Laura Smet Déclenche la Guerre de l’Image : “Je Veux qu’on Raconte le Vrai Johnny et Pas des Conneries” – La Vengeance Filiale s’Organise au Cinéma

Laura Smet Déclenche la Guerre de l’Image : “Je Veux qu’on Raconte le Vrai Johnny et Pas des Conneries” – La Vengeance Filiale s’Organise au Cinéma

Le silence est terminé. Après huit années d’une bataille dont les cicatrices ont coûté sa paix intérieure et une partie de sa carrière, Laura Smet, la fille aînée de Johnny Hallyday, a décidé de ne plus se retenir. À 42 ans, celle qui a hérité des yeux bleus et de la sensibilité à fleur de peau du Taulier vient de lancer une bombe médiatique, ouvrant un nouveau front dans la saga familiale la plus scrutée de France : la guerre de l’image.
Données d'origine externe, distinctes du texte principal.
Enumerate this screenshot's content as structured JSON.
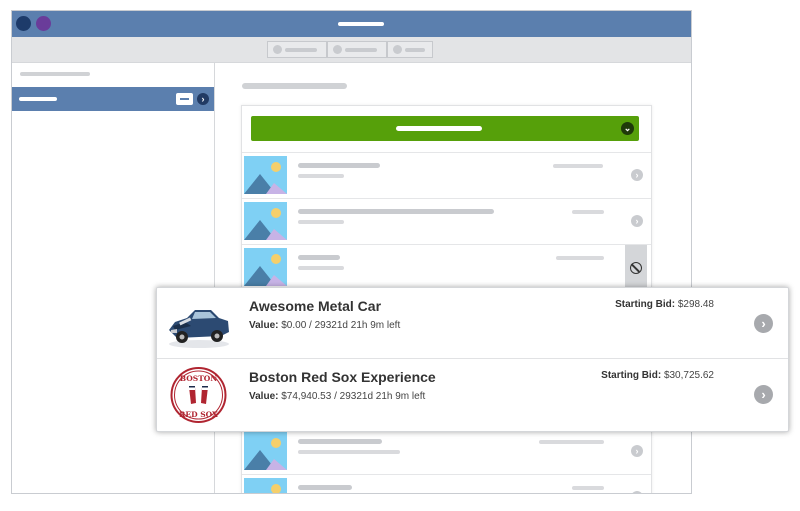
{
  "window": {
    "title_bar_colors": {
      "bar": "#5b7fae",
      "close": "#1d3b6a",
      "minimize": "#6a3c9a"
    }
  },
  "icons": {
    "chevron": "›",
    "chevron_down": "⌄"
  },
  "accent": {
    "primary": "#5b7fae",
    "action_green": "#56a00a"
  },
  "popout": {
    "items": [
      {
        "title": "Awesome Metal Car",
        "value_label": "Value:",
        "value_text": "$0.00 / 29321d 21h 9m left",
        "bid_label": "Starting Bid:",
        "bid_amount": "$298.48",
        "image": "toy-car-photo"
      },
      {
        "title": "Boston Red Sox Experience",
        "value_label": "Value:",
        "value_text": "$74,940.53 / 29321d 21h 9m left",
        "bid_label": "Starting Bid:",
        "bid_amount": "$30,725.62",
        "image": "red-sox-logo",
        "logo_text_top": "BOSTON",
        "logo_text_bottom": "RED SOX"
      }
    ]
  }
}
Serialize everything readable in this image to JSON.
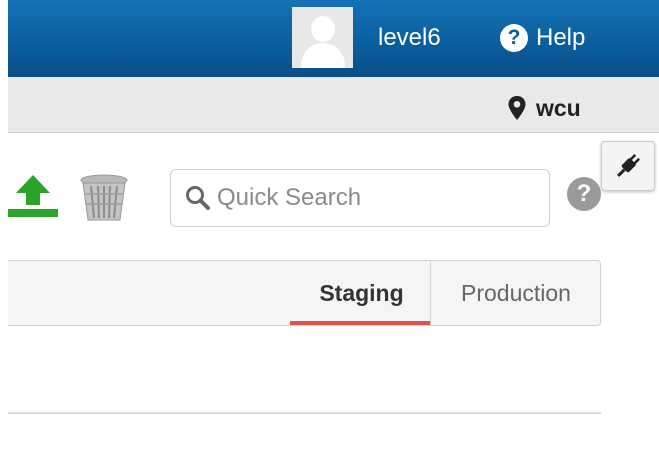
{
  "header": {
    "username": "level6",
    "help_label": "Help",
    "help_icon": "question-circle-icon",
    "avatar_icon": "user-silhouette-icon"
  },
  "location": {
    "site": "wcu",
    "icon": "map-marker-icon"
  },
  "toolbar": {
    "upload_icon": "upload-icon",
    "trash_icon": "trash-icon",
    "search_placeholder": "Quick Search",
    "search_icon": "search-icon",
    "help_icon": "question-circle-icon",
    "plugin_icon": "plug-icon"
  },
  "tabs": [
    {
      "label": "Staging",
      "active": true
    },
    {
      "label": "Production",
      "active": false
    }
  ],
  "colors": {
    "header_blue": "#0a5d9c",
    "upload_green": "#2aa52a",
    "active_tab_underline": "#d9534f"
  }
}
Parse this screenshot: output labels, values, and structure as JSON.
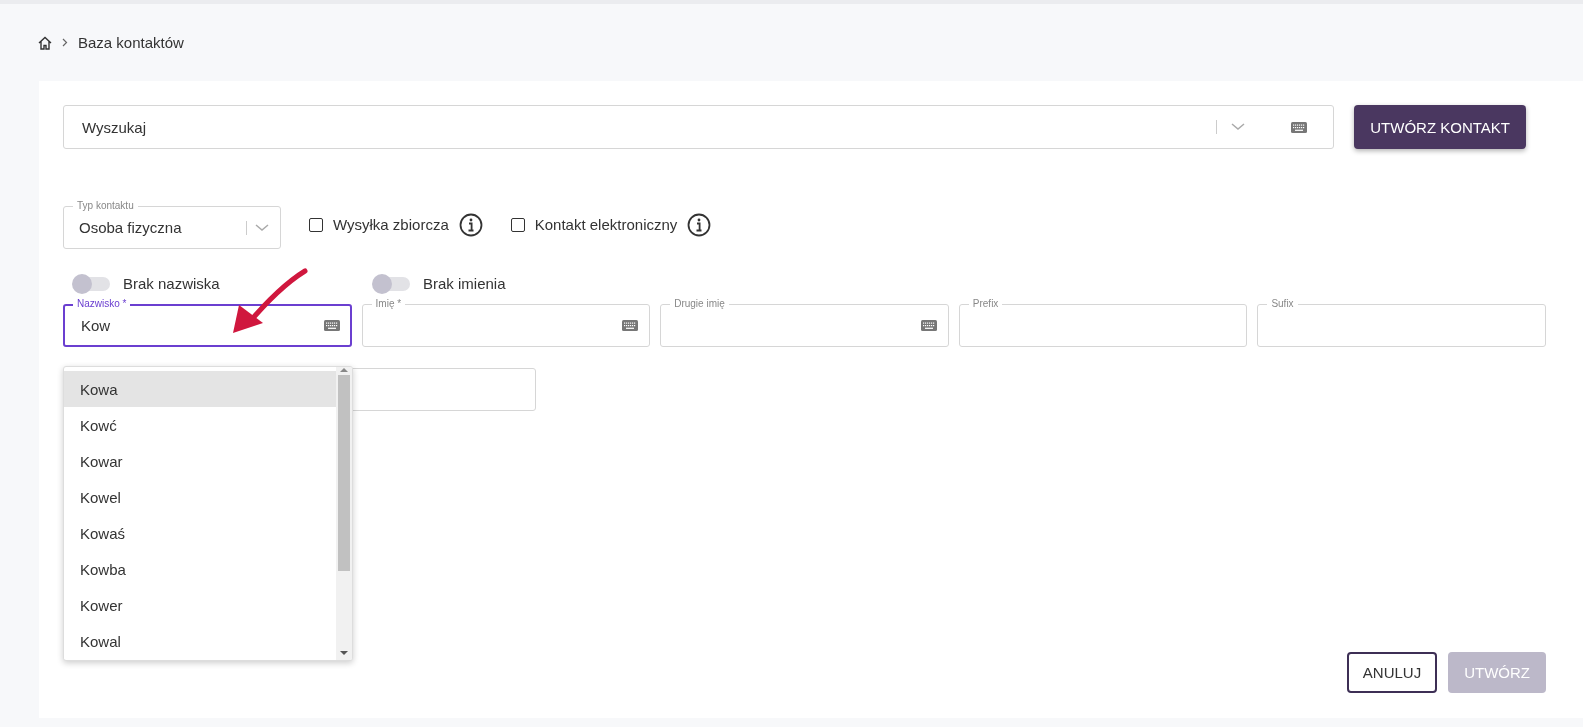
{
  "breadcrumb": {
    "current": "Baza kontaktów"
  },
  "search": {
    "placeholder": "Wyszukaj"
  },
  "create_contact_button": "UTWÓRZ KONTAKT",
  "contact_type": {
    "label": "Typ kontaktu",
    "value": "Osoba fizyczna"
  },
  "checkboxes": [
    {
      "label": "Wysyłka zbiorcza",
      "checked": false
    },
    {
      "label": "Kontakt elektroniczny",
      "checked": false
    }
  ],
  "toggles": [
    {
      "label": "Brak nazwiska",
      "on": false
    },
    {
      "label": "Brak imienia",
      "on": false
    }
  ],
  "fields": [
    {
      "label": "Nazwisko *",
      "value": "Kow",
      "focused": true,
      "keyboard": true
    },
    {
      "label": "Imię *",
      "focused": false,
      "keyboard": true
    },
    {
      "label": "Drugie imię",
      "focused": false,
      "keyboard": true
    },
    {
      "label": "Prefix",
      "focused": false,
      "keyboard": false
    },
    {
      "label": "Sufix",
      "focused": false,
      "keyboard": false
    }
  ],
  "suggestions": [
    {
      "label": "Kowa",
      "selected": true
    },
    {
      "label": "Kowć",
      "selected": false
    },
    {
      "label": "Kowar",
      "selected": false
    },
    {
      "label": "Kowel",
      "selected": false
    },
    {
      "label": "Kowaś",
      "selected": false
    },
    {
      "label": "Kowba",
      "selected": false
    },
    {
      "label": "Kower",
      "selected": false
    },
    {
      "label": "Kowal",
      "selected": false
    }
  ],
  "footer_buttons": [
    {
      "label": "ANULUJ",
      "kind": "outline",
      "disabled": false
    },
    {
      "label": "UTWÓRZ",
      "kind": "primary",
      "disabled": true
    }
  ]
}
Elle vise directement le projet de biopic que Laeticia Hallyday prépare, accusant sans détour ceux qui risqueraient de trahir la mémoire de son père. « Je veux que l’on raconte le vrai Johnny et pas des conneries ». Quatre mots qui résonnent comme un coup de poing et qui annoncent la prochaine phase du conflit : un affrontement sur grand écran, où l’art devient l’arme ultime de la vengeance filiale.

Ce bras de fer, qui ne semble jamais devoir s’apaiser, révèle la détermination d’une femme qui refuse d’être effacée. Laura Smet, l’« animal blessé » des tribunaux, a trouvé sa force dans la création. Elle prépare son propre long-métrage autobiographique, un scénario explosif qui dépeint une « belle-mère jalouse » et manipulatrice. Face à la version officielle de la veuve, la fille du rockeur a choisi de raconter sa vérité, toute la vérité, avec ses failles et ses zones d’ombre, quitte à rendre la « paix impossible ».
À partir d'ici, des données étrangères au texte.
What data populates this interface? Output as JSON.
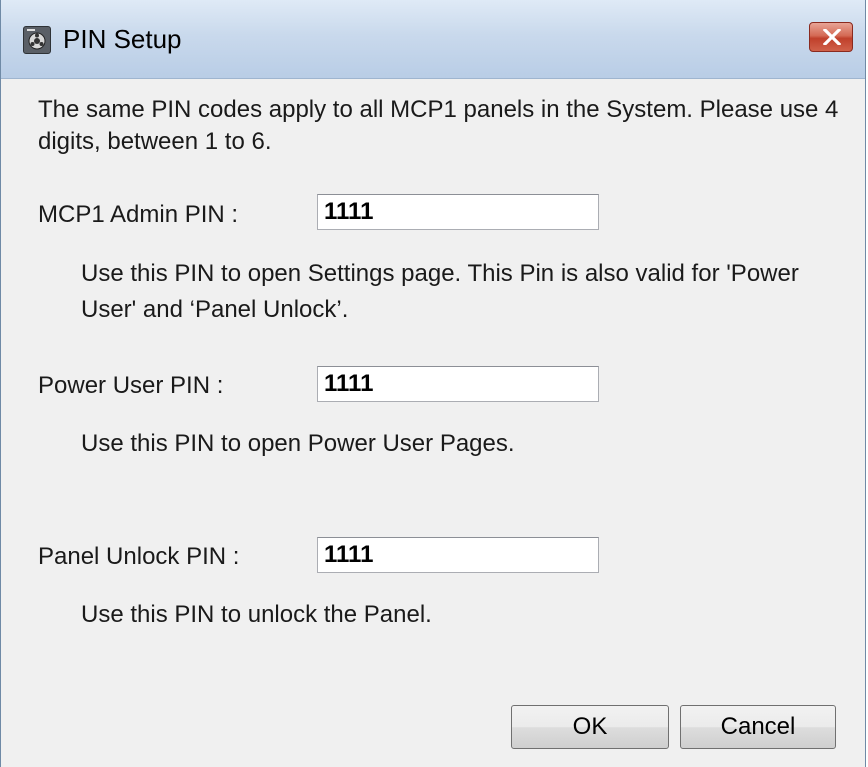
{
  "window": {
    "title": "PIN Setup",
    "close_icon": "close-icon"
  },
  "intro_text": "The same PIN codes apply to all MCP1 panels in the System. Please use 4 digits, between 1 to 6.",
  "fields": [
    {
      "label": "MCP1 Admin PIN :",
      "value": "1111",
      "description": "Use this PIN to open Settings page. This Pin is also valid for 'Power User' and ‘Panel Unlock’."
    },
    {
      "label": "Power User PIN :",
      "value": "1111",
      "description": "Use this PIN to open Power User Pages."
    },
    {
      "label": "Panel Unlock PIN :",
      "value": "1111",
      "description": "Use this PIN to unlock the Panel."
    }
  ],
  "buttons": {
    "ok_label": "OK",
    "cancel_label": "Cancel"
  },
  "colors": {
    "close_button": "#c94a35",
    "dialog_background": "#f0f0f0",
    "titlebar": "#c9d9ec"
  }
}
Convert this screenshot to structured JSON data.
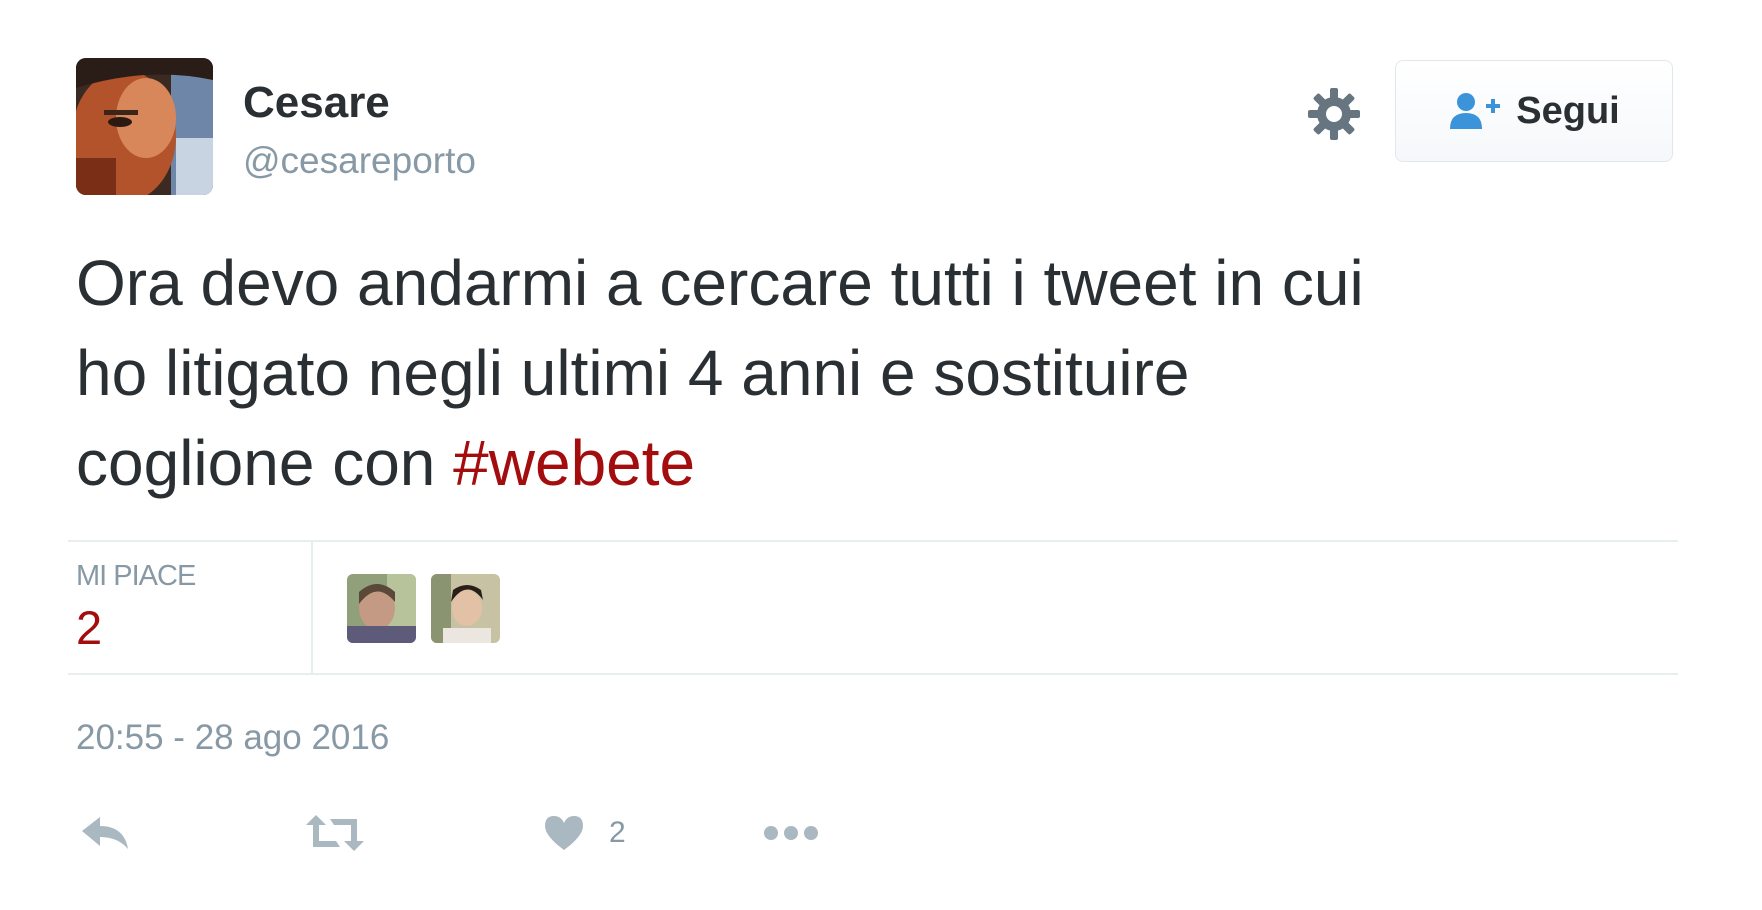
{
  "author": {
    "display_name": "Cesare",
    "handle": "@cesareporto"
  },
  "header": {
    "settings_icon": "gear-icon",
    "follow_label": "Segui",
    "follow_icon": "add-user-icon"
  },
  "tweet": {
    "lines": [
      "Ora devo andarmi a cercare tutti i tweet in cui",
      "ho litigato negli ultimi 4 anni e sostituire"
    ],
    "line3_text": "coglione con ",
    "hashtag": "#webete"
  },
  "stats": {
    "likes_label": "MI PIACE",
    "likes_count": "2"
  },
  "timestamp": "20:55 - 28 ago 2016",
  "actions": {
    "reply_icon": "reply-icon",
    "retweet_icon": "retweet-icon",
    "like_icon": "heart-icon",
    "like_count": "2",
    "more_icon": "more-icon"
  },
  "colors": {
    "text": "#292f33",
    "muted": "#8899a6",
    "accent": "#a30d0d",
    "follow_icon": "#3b94d9",
    "divider": "#e8edf0"
  }
}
Le Choc du Testament : L’Humiliation et l’Effacement

Pour comprendre la violence de la réaction actuelle de Laura Smet, il faut revenir au traumatisme originel. Le 5 décembre 2017, Johnny Hallyday s’éteint à Marne-la-Coquette. Le deuil de millions de fans est rapidement éclipsé, pour Laura, par une douleur d’une autre nature. Quelques semaines plus tard, elle découvre l’impensable : le testament de son père, rédigé en Californie selon les lois américaines.

Dans ce document, Laura et son frère David Hallyday sont totalement déshérités. La fortune, les droits d’auteur, les propriétés : tout est légué à Laeticia et à leurs deux filles, Jade et Joy. Rien. « Pas un centime, pas même un mot d’explication ». Pour celle qui porte le nom de Smet, le vrai nom de son père, et pour qui Johnny a enregistré une chanson magnifique, c’est un choc abyssal. Elle apprend qu’elle a été effacée de l’héritage, sans « aucune lettre, aucune explication » pour adoucir le coup.

Fin janvier 2018, la riposte commence. Laura Smet envoie une première lettre à Laeticia, au ton « poli, mesuré, presque touchant », demandant de pouvoir avancer dans le règlement de la succession avec dignité. Laeticia répond courtoisement le lendemain. C’est à ce moment-là que l’ampleur du désastre est révélée : « Aucune disposition n’a été prévue en leur faveur ».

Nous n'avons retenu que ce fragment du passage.